LA PAZ, Bolivia — Sometimes, Jorge Manolo Villarroel is Spiderman. Sometimes, he’s the Flash, or the Green Lantern.
But he’s always a teacher — one who lives out his childhood dreams by dressing up as superheroes for the locked-down students who attend his virtual classes.
His classes have become so popular that siblings fight for the laptop screen to learn from this costumed teacher. They, in turn, often offer him tech help.
“They arrive to the virtual classes before me and the first surprise is to guess which superhero will appear on the screen,” said Villarroel.
At 33, Villarroel speaks with the passion of a child. His modest room is filled with the masks and costumes of his characters, along with images of Christ, several Roman Catholic saints, revolutionary Che Guevara and his parents.
Villarroel, who lives in a poorer neighborhood of the Bolivian capital, teaches art at the San Ignacio Catholic School in a wealthier area. His students range from 9 to 14 years old.
“Hey teacher! You have to anchor the image … Go to the screen of your cellphone and look for a small one,” a student told Villarroel; the teacher, dressed as the Flash, explained to his youngest students how to put together a mosaic of geometric figures using colored leaves.

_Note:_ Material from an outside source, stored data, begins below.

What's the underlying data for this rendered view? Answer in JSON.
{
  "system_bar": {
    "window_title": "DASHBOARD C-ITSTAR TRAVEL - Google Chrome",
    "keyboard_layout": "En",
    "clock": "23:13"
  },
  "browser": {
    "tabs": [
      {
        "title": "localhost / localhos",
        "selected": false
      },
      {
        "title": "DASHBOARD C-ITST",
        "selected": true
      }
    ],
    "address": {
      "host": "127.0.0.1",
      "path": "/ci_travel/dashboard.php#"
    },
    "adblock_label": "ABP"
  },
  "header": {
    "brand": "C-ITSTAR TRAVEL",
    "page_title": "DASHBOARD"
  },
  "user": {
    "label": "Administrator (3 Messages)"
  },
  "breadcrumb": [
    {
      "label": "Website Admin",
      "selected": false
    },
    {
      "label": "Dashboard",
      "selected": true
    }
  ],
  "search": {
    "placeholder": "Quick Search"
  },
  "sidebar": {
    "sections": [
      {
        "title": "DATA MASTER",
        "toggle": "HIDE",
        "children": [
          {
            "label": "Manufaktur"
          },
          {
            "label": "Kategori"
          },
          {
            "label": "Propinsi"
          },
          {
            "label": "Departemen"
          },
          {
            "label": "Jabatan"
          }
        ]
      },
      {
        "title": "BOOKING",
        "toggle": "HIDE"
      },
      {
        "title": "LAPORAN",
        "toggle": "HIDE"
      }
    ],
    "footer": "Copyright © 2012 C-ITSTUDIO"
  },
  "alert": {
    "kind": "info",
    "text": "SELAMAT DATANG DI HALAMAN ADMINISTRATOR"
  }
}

“For years, they have entered our adult world, now it’s time for us to open up to their world, which is chat,” he said. “When they speak they can be limited, but in chat they expand, they become the teachers and show me applications.”
The class begins with a Zumba-style warm up (Villarroel is also a Zumba instructor), followed by a prayer and then superhero music, to set the proper atmosphere.
Forty-five students follow the online classes. Villarroel himself makes the costumes he wears. “I had to improvise since with the quarantine I couldn’t get out.”
At times, with his glasses, he looks as much like a disc jockey in front of a computer as a superhero. His tiny dog Coquito sleeps obliviously on his lap.
“Education stagnated in traditional molds. After the pandemic everything will change, including education,” he said.
Many schools, especially private ones like Villarroel’s, have been teaching online since March.
But in Bolivia, the poorest country in South America, the internet is slow, expensive and available only in large cities and towns.
In many poor rural areas, electricity is only just arriving and television still relatively new. Some complain that virtual classes are only available to those who have the money to buy a computer or cellphone, worsening the country’s already large spread between the rich and poor.
“Even in my private school there are children who do not have a good cellphone,” Villarroel acknowledged. “But we are in a time of change.”